I disposed of the developer after each negative and started with fresh “soup” for each new negative.
Because negative #1 was badly underexposed, I repeated the 5 north-5 south agitation at 15 minutes and again at 22½ minutes. I left the negative in the Pyrocat for 37½ minutes more, with no further agitation (total time 60 minutes). This eventually brought out the shadows and revealed the highlights, but at the expense of a very low contrast image.
Negative #3 is, mysteriously, darker than negative #2, even though it was exposed for a shorter interval and processed exactly like #3 and #4. It also exhibits uneven development and mottling.
Scratches are visible on all of the negatives, but compared to my 1st attempt using the “shuffle” method, they are minor.
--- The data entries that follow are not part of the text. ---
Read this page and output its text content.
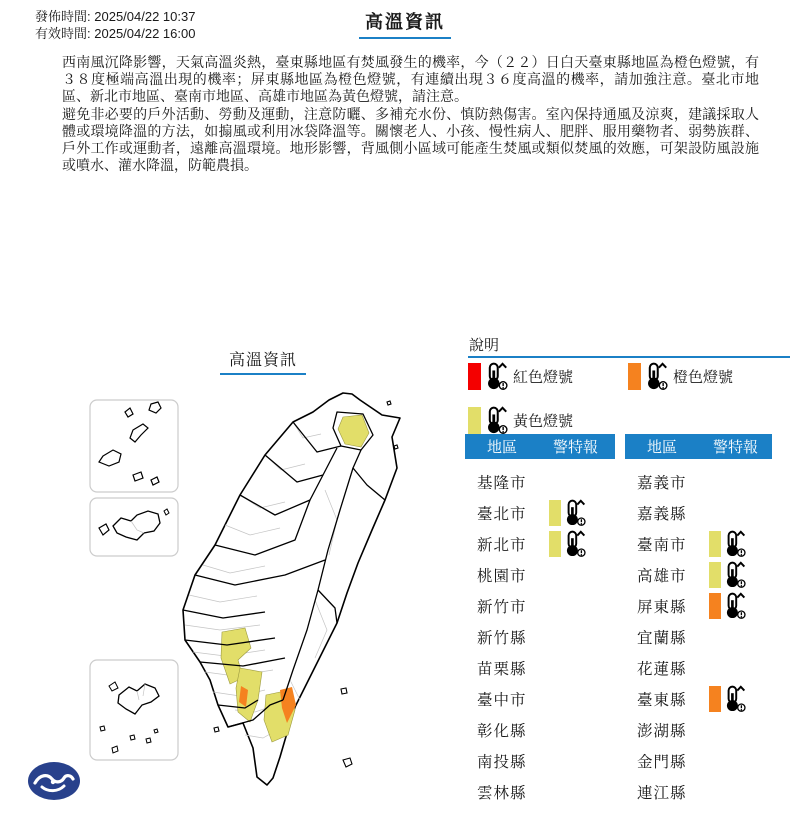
發佈時間: 2025/04/22 10:37
有效時間: 2025/04/22 16:00
高溫資訊

西南風沉降影響，天氣高溫炎熱，臺東縣地區有焚風發生的機率，今（２２）日白天臺東縣地區為橙色燈號，有３８度極端高溫出現的機率；屏東縣地區為橙色燈號，有連續出現３６度高溫的機率，請加強注意。臺北市地區、新北市地區、臺南市地區、高雄市地區為黃色燈號，請注意。

避免非必要的戶外活動、勞動及運動，注意防曬、多補充水份、慎防熱傷害。室內保持通風及涼爽，建議採取人體或環境降溫的方法，如搧風或利用冰袋降溫等。關懷老人、小孩、慢性病人、肥胖、服用藥物者、弱勢族群、戶外工作或運動者，遠離高溫環境。地形影響，背風側小區域可能產生焚風或類似焚風的效應，可架設防風設施或噴水、灌水降溫，防範農損。

高溫資訊
說明
紅色燈號	橙色燈號
黃色燈號
地區 警特報
基隆市
臺北市
新北市
桃園市
新竹市
新竹縣
苗栗縣
臺中市
彰化縣
南投縣
雲林縣
地區 警特報
嘉義市
嘉義縣
臺南市
高雄市
屏東縣
宜蘭縣
花蓮縣
臺東縣
澎湖縣
金門縣
連江縣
Darkroom Equipment and Chemicals
I used the following equipment and chemicals:
- 5 – 5″×7″ smooth-bottomed enamelware developer trays3, purchased from eBay
- 3″ hake brush
- Delta 1 brand 7-watt Junior safelight
- Metal clamp work light with reflector, for safelight
- GraLab Model 300 darkroom timer
- 1000ml graduated cylinder, for measuring developer
- 10cc syringe, for measuring developer
- 1000ml glass lab beaker, for mixing developer
- Chemical stirring paddle
- Exam gloves (pyro developers are toxic and can be absorved through the skin)
- Kodak Process Thermometer Type 3 (no longer manufactured, but available on eBay), for calibrating tray thermometer, see below
- Weston dual scale darkroom thermometer
- Photographers’ Formulary Pyrocat-HD in Glycol film developer
- Kodak Kodafix
- 16-ounce plastic funnel with built-in fine-mesh strainer, for returning working solutions to storage containers
- 8-ounce bottle, for storing photo fix working solution
- Photographers’ Formulary Form-a-Flo wetting agent
- Stainless steel film clips, for drying negatives (I attached them to these hangers and suspended them from the shower curtain rod — did I mention that my darkroom is the lavatory?)
I did not use a clearing agent, although I have some Kodak Hypo-Clear; it doesn’t seem worth the bother, especially for washing film — if I were making prints, that would be a different matter.
M-mount lenses do not provide aperture information to the camera body, either electronically or mechanically. Therefore, f-stop settings are approximate, and are probably wildly inaccurate. For what it’s worth, I usually shoot with my lenses wide open.